# Driving in the morning and evening with several hours sleep in between



## mk5197 (Oct 15, 2016)

Sorry to ask so many questions but here it goes...I worked full time job overnight. I took a few rides after and now laying down for 6 or so hours of sleep. H and R Block says that first trip of day to pick up PAX and last ride to go home are non-deductible each day. So, I had app on on way home today. I will wake at 8 or so and hopefully get another ride or 2 before another overnight trip. In H and R Block or IRS eyes, can I claim business for ride home just now and first ride this evening when I wake up even though took 6 hours off? I am guessing I will be setting off an argument etc but I want to claim what is mine yet not cheat the system.

Thanks in advance, you guys and gals are so helpful!

Mike.


----------



## UberTaxPro (Oct 3, 2014)

mk5197 said:


> Sorry to ask so many questions but here it goes...I worked full time job overnight. I took a few rides after and now laying down for 6 or so hours of sleep. H and R Block says that first trip of day to pick up PAX and last ride to go home are non-deductible each day. So, I had app on on way home today. I will wake at 8 or so and hopefully get another ride or 2 before another overnight trip. In H and R Block or IRS eyes, can I claim business for ride home just now and first ride this evening when I wake up even though took 6 hours off? I am guessing I will be setting off an argument etc but I want to claim what is mine yet not cheat the system.
> 
> Thanks in advance, you guys and gals are so helpful!
> 
> Mike.


You need to determine if the miles in question are "business miles" or not.
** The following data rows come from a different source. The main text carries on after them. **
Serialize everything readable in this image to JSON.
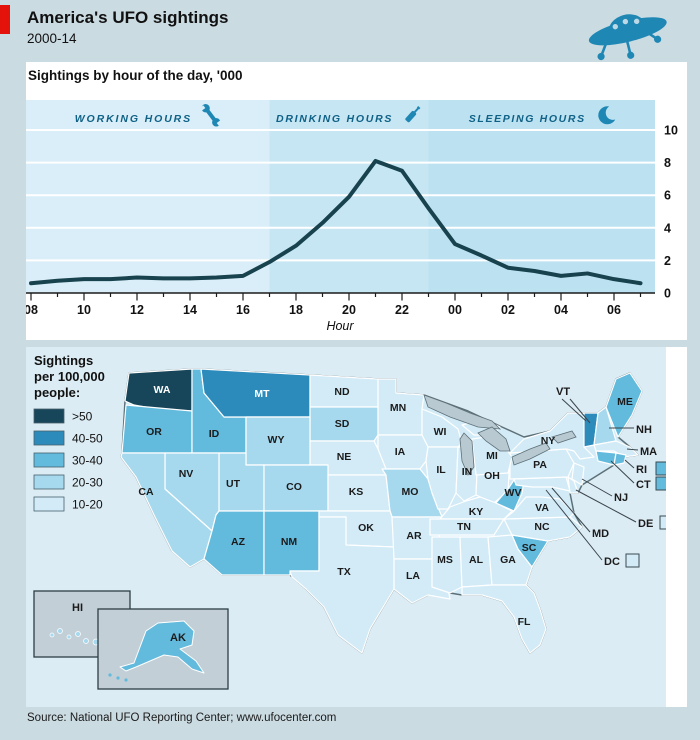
{
  "header": {
    "title": "America's UFO sightings",
    "subtitle": "2000-14"
  },
  "chart": {
    "label": "Sightings by hour of the day, '000",
    "xlabel": "Hour"
  },
  "chart_data": [
    {
      "type": "line",
      "title": "Sightings by hour of the day, '000",
      "x_hours": [
        "08",
        "09",
        "10",
        "11",
        "12",
        "13",
        "14",
        "15",
        "16",
        "17",
        "18",
        "19",
        "20",
        "21",
        "22",
        "23",
        "00",
        "01",
        "02",
        "03",
        "04",
        "05",
        "06",
        "07"
      ],
      "values": [
        0.6,
        0.75,
        0.85,
        0.85,
        0.95,
        0.9,
        0.9,
        0.95,
        1.05,
        1.9,
        2.9,
        4.3,
        5.9,
        8.1,
        7.5,
        5.2,
        3.0,
        2.3,
        1.55,
        1.35,
        1.05,
        1.2,
        0.85,
        0.6
      ],
      "xlabel": "Hour",
      "ylim": [
        0,
        10
      ],
      "yticks": [
        "0",
        "2",
        "4",
        "6",
        "8",
        "10"
      ],
      "ytick_values": [
        0,
        2,
        4,
        6,
        8,
        10
      ],
      "xtick_labels": [
        "08",
        "10",
        "12",
        "14",
        "16",
        "18",
        "20",
        "22",
        "00",
        "02",
        "04",
        "06"
      ],
      "grid": "horizontal white gridlines on blue bands",
      "legend_position": "none",
      "zones": [
        {
          "label": "WORKING HOURS",
          "icon": "wrench-icon",
          "from": "08",
          "to": "17"
        },
        {
          "label": "DRINKING HOURS",
          "icon": "bottle-icon",
          "from": "17",
          "to": "23"
        },
        {
          "label": "SLEEPING HOURS",
          "icon": "moon-icon",
          "from": "23",
          "to": "07"
        }
      ]
    },
    {
      "type": "choropleth",
      "title": "Sightings per 100,000 people",
      "legend": [
        {
          "label": ">50",
          "bucket": "gt50"
        },
        {
          "label": "40-50",
          "bucket": "b40"
        },
        {
          "label": "30-40",
          "bucket": "b30"
        },
        {
          "label": "20-30",
          "bucket": "b20"
        },
        {
          "label": "10-20",
          "bucket": "b10"
        }
      ],
      "states": {
        "WA": "gt50",
        "MT": "b40",
        "VT": "b40",
        "OR": "b30",
        "ID": "b30",
        "AZ": "b30",
        "NM": "b30",
        "AK": "b30",
        "ME": "b30",
        "WV": "b30",
        "SC": "b30",
        "RI": "b30",
        "CT": "b30",
        "CA": "b20",
        "NV": "b20",
        "UT": "b20",
        "WY": "b20",
        "CO": "b20",
        "SD": "b20",
        "MO": "b20",
        "NH": "b20",
        "HI": "b20",
        "ND": "b10",
        "MN": "b10",
        "WI": "b10",
        "MI": "b10",
        "IA": "b10",
        "NE": "b10",
        "KS": "b10",
        "OK": "b10",
        "TX": "b10",
        "AR": "b10",
        "LA": "b10",
        "MS": "b10",
        "AL": "b10",
        "GA": "b10",
        "FL": "b10",
        "TN": "b10",
        "KY": "b10",
        "NC": "b10",
        "VA": "b10",
        "IL": "b10",
        "IN": "b10",
        "OH": "b10",
        "PA": "b10",
        "NY": "b10",
        "NJ": "b10",
        "DE": "b10",
        "MD": "b10",
        "MA": "b10",
        "DC": "b10"
      }
    }
  ],
  "map": {
    "legend_title_lines": [
      "Sightings",
      "per 100,000",
      "people:"
    ],
    "callouts": [
      {
        "id": "VT",
        "box": false
      },
      {
        "id": "NH",
        "box": false
      },
      {
        "id": "MA",
        "box": false
      },
      {
        "id": "RI",
        "box": true
      },
      {
        "id": "CT",
        "box": true
      },
      {
        "id": "NJ",
        "box": false
      },
      {
        "id": "DE",
        "box": true
      },
      {
        "id": "MD",
        "box": false
      },
      {
        "id": "DC",
        "box": true
      }
    ]
  },
  "footer": {
    "source": "Source: National UFO Reporting Center; www.ufocenter.com"
  },
  "colors": {
    "accent_red": "#e3120b",
    "page_bg": "#cbdbe2",
    "panel": "#ffffff",
    "line": "#17424e",
    "icon_blue": "#1f87b4",
    "zone_text": "#0f6186",
    "axis_text": "#111111",
    "bands": {
      "working": "#d9eef8",
      "drinking": "#c6e6f3",
      "sleeping": "#bce2f1"
    },
    "ocean": "#dcecf4",
    "lake": "#b9c9d1",
    "inset_bg": "#c2cfd6",
    "border_dark": "#5d7078",
    "buckets": {
      "gt50": "#17465a",
      "b40": "#2d8bbb",
      "b30": "#62badd",
      "b20": "#a7d9ee",
      "b10": "#d2ebf7"
    }
  }
}
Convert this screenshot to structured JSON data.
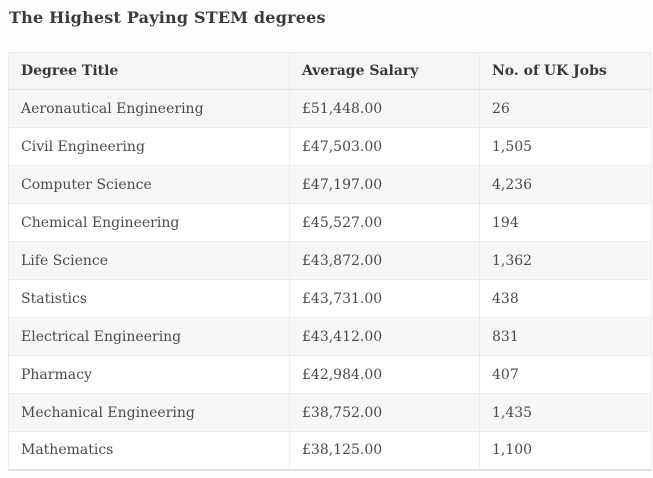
{
  "page": {
    "title": "The Highest Paying STEM degrees"
  },
  "table": {
    "columns": [
      "Degree Title",
      "Average Salary",
      "No. of UK Jobs"
    ],
    "rows": [
      {
        "degree": "Aeronautical Engineering",
        "salary": "£51,448.00",
        "jobs": "26"
      },
      {
        "degree": "Civil Engineering",
        "salary": "£47,503.00",
        "jobs": "1,505"
      },
      {
        "degree": "Computer Science",
        "salary": "£47,197.00",
        "jobs": "4,236"
      },
      {
        "degree": "Chemical Engineering",
        "salary": "£45,527.00",
        "jobs": "194"
      },
      {
        "degree": "Life Science",
        "salary": "£43,872.00",
        "jobs": "1,362"
      },
      {
        "degree": "Statistics",
        "salary": "£43,731.00",
        "jobs": "438"
      },
      {
        "degree": "Electrical Engineering",
        "salary": "£43,412.00",
        "jobs": "831"
      },
      {
        "degree": "Pharmacy",
        "salary": "£42,984.00",
        "jobs": "407"
      },
      {
        "degree": "Mechanical Engineering",
        "salary": "£38,752.00",
        "jobs": "1,435"
      },
      {
        "degree": "Mathematics",
        "salary": "£38,125.00",
        "jobs": "1,100"
      }
    ]
  },
  "chart_data": {
    "type": "table",
    "title": "The Highest Paying STEM degrees",
    "columns": [
      "Degree Title",
      "Average Salary",
      "No. of UK Jobs"
    ],
    "rows": [
      [
        "Aeronautical Engineering",
        "£51,448.00",
        26
      ],
      [
        "Civil Engineering",
        "£47,503.00",
        1505
      ],
      [
        "Computer Science",
        "£47,197.00",
        4236
      ],
      [
        "Chemical Engineering",
        "£45,527.00",
        194
      ],
      [
        "Life Science",
        "£43,872.00",
        1362
      ],
      [
        "Statistics",
        "£43,731.00",
        438
      ],
      [
        "Electrical Engineering",
        "£43,412.00",
        831
      ],
      [
        "Pharmacy",
        "£42,984.00",
        407
      ],
      [
        "Mechanical Engineering",
        "£38,752.00",
        1435
      ],
      [
        "Mathematics",
        "£38,125.00",
        1100
      ]
    ],
    "salaries_gbp": [
      51448,
      47503,
      47197,
      45527,
      43872,
      43731,
      43412,
      42984,
      38752,
      38125
    ],
    "uk_jobs": [
      26,
      1505,
      4236,
      194,
      1362,
      438,
      831,
      407,
      1435,
      1100
    ]
  },
  "colors": {
    "page_background": "#fdfdfc",
    "header_row_background": "#f6f6f4",
    "alt_row_background": "#f7f7f6",
    "row_background": "#fffffe",
    "border": "#ececea",
    "title_text": "#3a3a3a",
    "cell_text": "#4a4a4a"
  }
}
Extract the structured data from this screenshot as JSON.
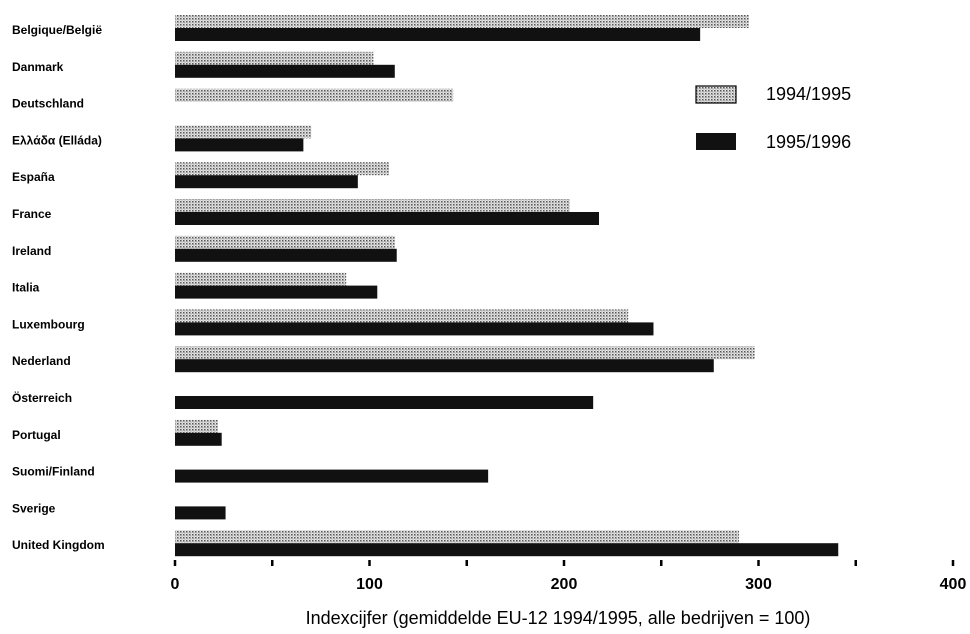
{
  "chart_data": {
    "type": "bar",
    "orientation": "horizontal",
    "categories": [
      "Belgique/België",
      "Danmark",
      "Deutschland",
      "Ελλάδα (Elláda)",
      "España",
      "France",
      "Ireland",
      "Italia",
      "Luxembourg",
      "Nederland",
      "Österreich",
      "Portugal",
      "Suomi/Finland",
      "Sverige",
      "United Kingdom"
    ],
    "series": [
      {
        "name": "1994/1995",
        "color": "#b8b8b8",
        "pattern": "dotted",
        "values": [
          295,
          102,
          143,
          70,
          110,
          203,
          113,
          88,
          233,
          298,
          null,
          22,
          null,
          null,
          290
        ]
      },
      {
        "name": "1995/1996",
        "color": "#111111",
        "pattern": "solid",
        "values": [
          270,
          113,
          null,
          66,
          94,
          218,
          114,
          104,
          246,
          277,
          215,
          24,
          161,
          26,
          341
        ]
      }
    ],
    "xlabel": "Indexcijfer (gemiddelde EU-12 1994/1995, alle bedrijven = 100)",
    "xlim": [
      0,
      400
    ],
    "xticks": [
      0,
      100,
      200,
      300,
      400
    ],
    "legend": "right",
    "grid": false
  }
}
Keep it simple... if you can reasonably justify these miles as business miles by all means they're deductible. Business miles are miles that are necessary and ordinary for your business. The commuter rules that block is concerned about may not even apply to your situation.


----------



## mk5197 (Oct 15, 2016)

UberTaxPro said:


> You need to determine if the miles in question are "business miles" or not. Keep it simple... if you can reasonably justify these miles as business miles by all means they're deductible. Business miles are miles that are necessary and ordinary for your business. The commuter rules that block is concerned about may not even apply to your situation.


Ok thanks so much UberTaxPro! I think I need to make adjustments then to Triplog


----------